Le « Privacy Shield » ne fournissait pas de voie de contestation devant un organe offrant aux citoyens européens, dont les données sont transférées vers les EtatsUnis, des garanties substantiellement équivalentes à celles requises par l’article 47 de la Charte des droits fondamentaux de l’UE consacrant le droit à un recours effectif (6). Pour répondre aux attentes du droit de l’UE, l’EO n°14086 de Biden instaure des principes devant guider les services de renseignement américains lorsqu’ils traitent de données à caractère personnel. A cet égard, les services de renseignement doivent : respecter la vie privée et les libertés civiles indépendamment du lieu de résidence et de la nationalité des personnes dont les données sont collectées (en particulier, cette collecte ne pourra être opérée qu’à condition d’être « nécessaire » et « proportionnée » à la priorité en matière de renseignement alléguée) ; poursuivre des objectifs limitativement définis par l’EO, comme la protection contre le terrorisme ou l’espionnage, et s’écarter, en toute hypothèse, de ceux expressément exclus tels que l’entrave à la liberté d’expression.

L’Executive Order de Biden
L’EO de Biden prévoit, en outre, un mécanisme de recours à double niveau. En premier lieu, les citoyens européens pourront saisir, par l’intermédiaire d’une autorité publique désignée à cet effet, l’officier de protection des libertés publiques – Civil Liberties Protection Officer (CLPO) – d’une plainte. Ce dernier adoptera alors, s’il estime que les garanties conférées par l’EO n’ont pas été respectées, les mesures correctives appropriées comme la suppression des données illicitement récoltées.

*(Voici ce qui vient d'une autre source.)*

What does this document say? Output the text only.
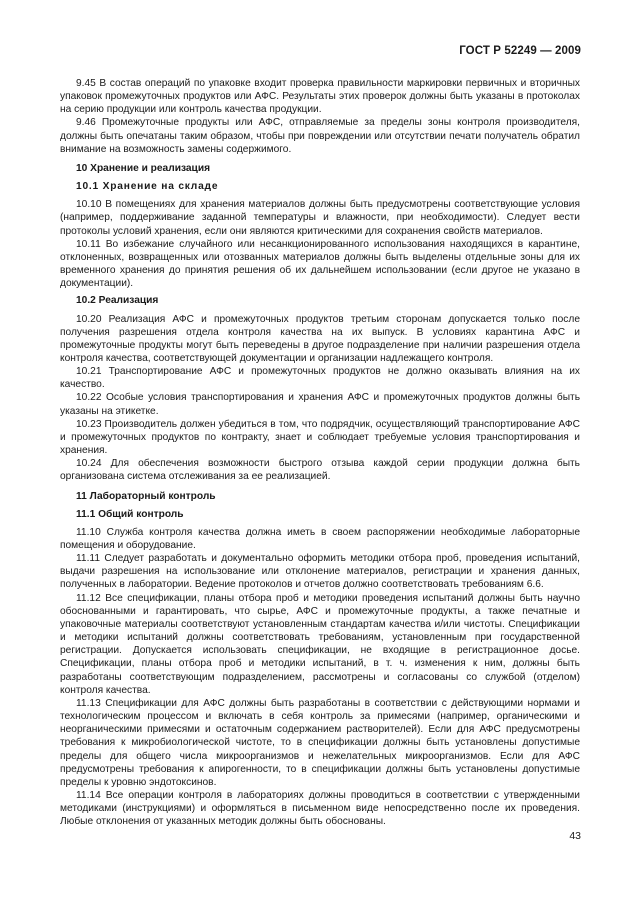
ГОСТ Р 52249 — 2009

9.45 В состав операций по упаковке входит проверка правильности маркировки первичных и вторичных упаковок промежуточных продуктов или АФС. Результаты этих проверок должны быть указаны в протоколах на серию продукции или контроль качества продукции.

9.46 Промежуточные продукты или АФС, отправляемые за пределы зоны контроля производителя, должны быть опечатаны таким образом, чтобы при повреждении или отсутствии печати получатель обратил внимание на возможность замены содержимого.

10 Хранение и реализация

10.1 Хранение на складе

10.10 В помещениях для хранения материалов должны быть предусмотрены соответствующие условия (например, поддерживание заданной температуры и влажности, при необходимости). Следует вести протоколы условий хранения, если они являются критическими для сохранения свойств материалов.

10.11 Во избежание случайного или несанкционированного использования находящихся в карантине, отклоненных, возвращенных или отозванных материалов должны быть выделены отдельные зоны для их временного хранения до принятия решения об их дальнейшем использовании (если другое не указано в документации).

10.2 Реализация

10.20 Реализация АФС и промежуточных продуктов третьим сторонам допускается только после получения разрешения отдела контроля качества на их выпуск. В условиях карантина АФС и промежуточные продукты могут быть переведены в другое подразделение при наличии разрешения отдела контроля качества, соответствующей документации и организации надлежащего контроля.

10.21 Транспортирование АФС и промежуточных продуктов не должно оказывать влияния на их качество.

10.22 Особые условия транспортирования и хранения АФС и промежуточных продуктов должны быть указаны на этикетке.

10.23 Производитель должен убедиться в том, что подрядчик, осуществляющий транспортирование АФС и промежуточных продуктов по контракту, знает и соблюдает требуемые условия транспортирования и хранения.

10.24 Для обеспечения возможности быстрого отзыва каждой серии продукции должна быть организована система отслеживания за ее реализацией.

11 Лабораторный контроль

11.1 Общий контроль

11.10 Служба контроля качества должна иметь в своем распоряжении необходимые лабораторные помещения и оборудование.

11.11 Следует разработать и документально оформить методики отбора проб, проведения испытаний, выдачи разрешения на использование или отклонение материалов, регистрации и хранения данных, полученных в лаборатории. Ведение протоколов и отчетов должно соответствовать требованиям 6.6.

11.12 Все спецификации, планы отбора проб и методики проведения испытаний должны быть научно обоснованными и гарантировать, что сырье, АФС и промежуточные продукты, а также печатные и упаковочные материалы соответствуют установленным стандартам качества и/или чистоты. Спецификации и методики испытаний должны соответствовать требованиям, установленным при государственной регистрации. Допускается использовать спецификации, не входящие в регистрационное досье. Спецификации, планы отбора проб и методики испытаний, в т. ч. изменения к ним, должны быть разработаны соответствующим подразделением, рассмотрены и согласованы со службой (отделом) контроля качества.

11.13 Спецификации для АФС должны быть разработаны в соответствии с действующими нормами и технологическим процессом и включать в себя контроль за примесями (например, органическими и неорганическими примесями и остаточным содержанием растворителей). Если для АФС предусмотрены требования к микробиологической чистоте, то в спецификации должны быть установлены допустимые пределы для общего числа микроорганизмов и нежелательных микроорганизмов. Если для АФС предусмотрены требования к апирогенности, то в спецификации должны быть установлены допустимые пределы к уровню эндотоксинов.

11.14 Все операции контроля в лабораториях должны проводиться в соответствии с утвержденными методиками (инструкциями) и оформляться в письменном виде непосредственно после их проведения. Любые отклонения от указанных методик должны быть обоснованы.

43
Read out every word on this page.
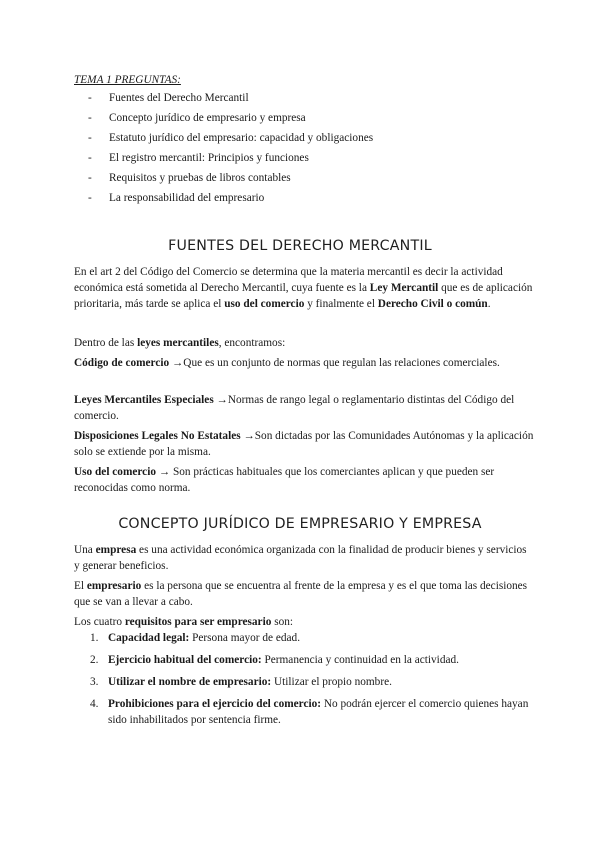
TEMA 1 PREGUNTAS:
- Fuentes del Derecho Mercantil
- Concepto jurídico de empresario y empresa
- Estatuto jurídico del empresario: capacidad y obligaciones
- El registro mercantil: Principios y funciones
- Requisitos y pruebas de libros contables
- La responsabilidad del empresario
FUENTES DEL DERECHO MERCANTIL

En el art 2 del Código del Comercio se determina que la materia mercantil es decir la actividad económica está sometida al Derecho Mercantil, cuya fuente es la Ley Mercantil que es de aplicación prioritaria, más tarde se aplica el uso del comercio y finalmente el Derecho Civil o común.

Dentro de las leyes mercantiles, encontramos:

Código de comercio →Que es un conjunto de normas que regulan las relaciones comerciales.

Leyes Mercantiles Especiales →Normas de rango legal o reglamentario distintas del Código del comercio.

Disposiciones Legales No Estatales →Son dictadas por las Comunidades Autónomas y la aplicación solo se extiende por la misma.

Uso del comercio → Son prácticas habituales que los comerciantes aplican y que pueden ser reconocidas como norma.

CONCEPTO JURÍDICO DE EMPRESARIO Y EMPRESA

Una empresa es una actividad económica organizada con la finalidad de producir bienes y servicios y generar beneficios.

El empresario es la persona que se encuentra al frente de la empresa y es el que toma las decisiones que se van a llevar a cabo.

Los cuatro requisitos para ser empresario son:

1. Capacidad legal: Persona mayor de edad.
2. Ejercicio habitual del comercio: Permanencia y continuidad en la actividad.
3. Utilizar el nombre de empresario: Utilizar el propio nombre.
4. Prohibiciones para el ejercicio del comercio: No podrán ejercer el comercio quienes hayan sido inhabilitados por sentencia firme.
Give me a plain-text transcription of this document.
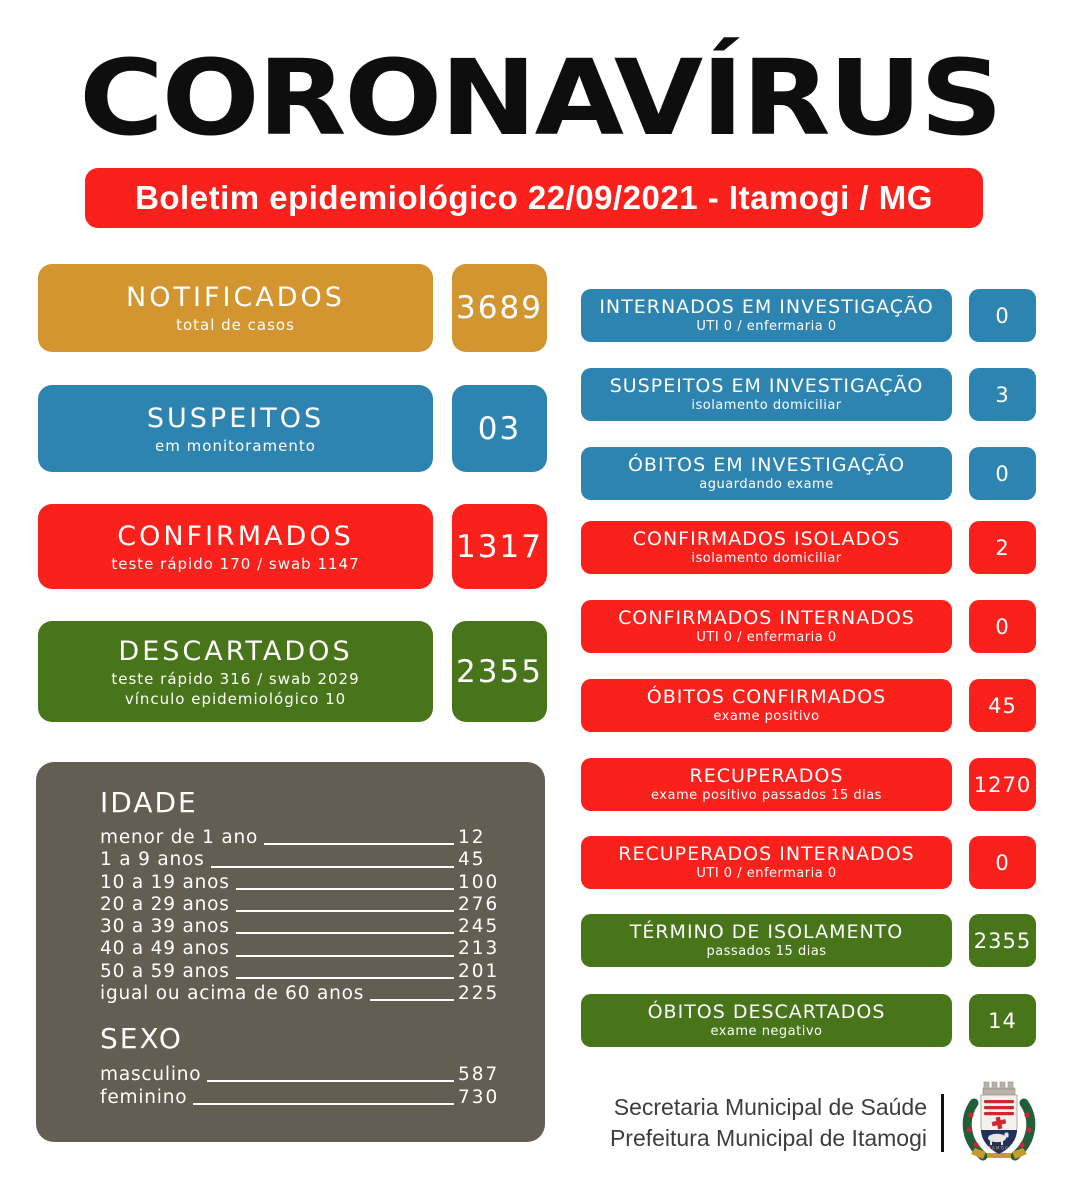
CORONAVÍRUS
Boletim epidemiológico 22/09/2021 - Itamogi / MG
NOTIFICADOS
total de casos	3689
SUSPEITOS
em monitoramento	03
CONFIRMADOS
teste rápido 170 / swab 1147	1317
DESCARTADOS
teste rápido 316 / swab 2029
vínculo epidemiológico 10
2355
INTERNADOS EM INVESTIGAÇÃO
UTI 0 / enfermaria 0	0
SUSPEITOS EM INVESTIGAÇÃO
isolamento domiciliar	3
ÓBITOS EM INVESTIGAÇÃO
aguardando exame	0
CONFIRMADOS ISOLADOS
isolamento domiciliar	2
CONFIRMADOS INTERNADOS
UTI 0 / enfermaria 0	0
ÓBITOS CONFIRMADOS
exame positivo	45
RECUPERADOS
exame positivo passados 15 dias	1270
RECUPERADOS INTERNADOS
UTI 0 / enfermaria 0	0
TÉRMINO DE ISOLAMENTO
passados 15 dias	2355
ÓBITOS DESCARTADOS
exame negativo	14
IDADE
menor de 1 ano	12
1 a 9 anos	45
10 a 19 anos	100
20 a 29 anos	276
30 a 39 anos	245
40 a 49 anos	213
50 a 59 anos	201
igual ou acima de 60 anos	225
SEXO
masculino	587
feminino	730	Secretaria Municipal de Saúde
Prefeitura Municipal de Itamogi	ITAMOGI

En second lieu, un appel de la décision du CLPO pourra être interjeté devant la Cour de révision de la protection des données – Data Protection Review Court (DPRC) – spécialement créée par l’EO. Elle sera composée de membres nommés en dehors du gouvernement américain et ayant une certaine expérience juridique en matière de données à caractère personnel et de sécurité nationale. La décision de cette Cour sera rendue en dernière instance et revêtue d’un caractère contraignant.

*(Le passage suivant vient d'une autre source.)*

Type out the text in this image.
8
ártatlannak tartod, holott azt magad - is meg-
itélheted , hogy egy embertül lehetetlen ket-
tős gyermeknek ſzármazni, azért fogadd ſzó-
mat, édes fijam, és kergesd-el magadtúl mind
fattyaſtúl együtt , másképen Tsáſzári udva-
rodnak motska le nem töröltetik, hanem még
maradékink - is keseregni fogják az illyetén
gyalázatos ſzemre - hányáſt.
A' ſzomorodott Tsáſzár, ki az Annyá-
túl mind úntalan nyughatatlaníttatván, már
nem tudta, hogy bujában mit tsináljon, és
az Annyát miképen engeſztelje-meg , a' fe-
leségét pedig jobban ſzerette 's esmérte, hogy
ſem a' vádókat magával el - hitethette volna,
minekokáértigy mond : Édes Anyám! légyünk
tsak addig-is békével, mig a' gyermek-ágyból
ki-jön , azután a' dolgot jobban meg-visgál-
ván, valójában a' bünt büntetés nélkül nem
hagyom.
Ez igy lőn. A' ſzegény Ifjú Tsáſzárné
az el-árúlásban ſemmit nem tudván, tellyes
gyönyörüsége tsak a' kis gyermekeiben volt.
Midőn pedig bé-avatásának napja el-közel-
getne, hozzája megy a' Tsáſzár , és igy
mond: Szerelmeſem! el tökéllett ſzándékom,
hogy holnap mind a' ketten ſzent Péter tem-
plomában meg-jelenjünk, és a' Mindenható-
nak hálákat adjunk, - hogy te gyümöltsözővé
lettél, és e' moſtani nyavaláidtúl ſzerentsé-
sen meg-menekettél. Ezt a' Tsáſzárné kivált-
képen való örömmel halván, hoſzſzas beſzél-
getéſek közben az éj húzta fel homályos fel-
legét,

Des frictions avec le droit de l’UE
Les points persistants de friction avec le droit de l’UE qui sont mis en avant par ceux qui sont hostiles à l’adoption du DPF sont les suivants :
La collecte « en vrac » de données à caractère personnel, bien qu’encadrée par l’EO de Biden, n’est pas entièrement prohibée et ne nécessite pas une autorisation préalable indépendante. Le recours à cette méthode peut poser une sérieuse difficulté de compatibilité avec le droit de l’UE. En effet, la CJUE voit dans la collecte généralisée et non différenciée des données une incompatibilité avec le principe de proportionnalité (7), à tout le moins lorsqu’une telle collecte ne fait l’objet d’aucune surveillance judiciaire et n’est pas précisément et clairement encadrée (8). Or, cet encadrement pourrait, au cas présent, faire défaut dans la mesure où il est très largement extensible par la seule volonté du Président américain qui est habilité par l’EO à modifier, secrètement, la liste des motifs sur le fondement desquels il peut être recouru à cette technique de surveillance (9).
Il n’est pas acquis, faute de définition dans l’EO, que les caractères « nécessaire » et « proportionné » des collectes de données aient la même signification que celle – exigeante – prévalant en droit européen.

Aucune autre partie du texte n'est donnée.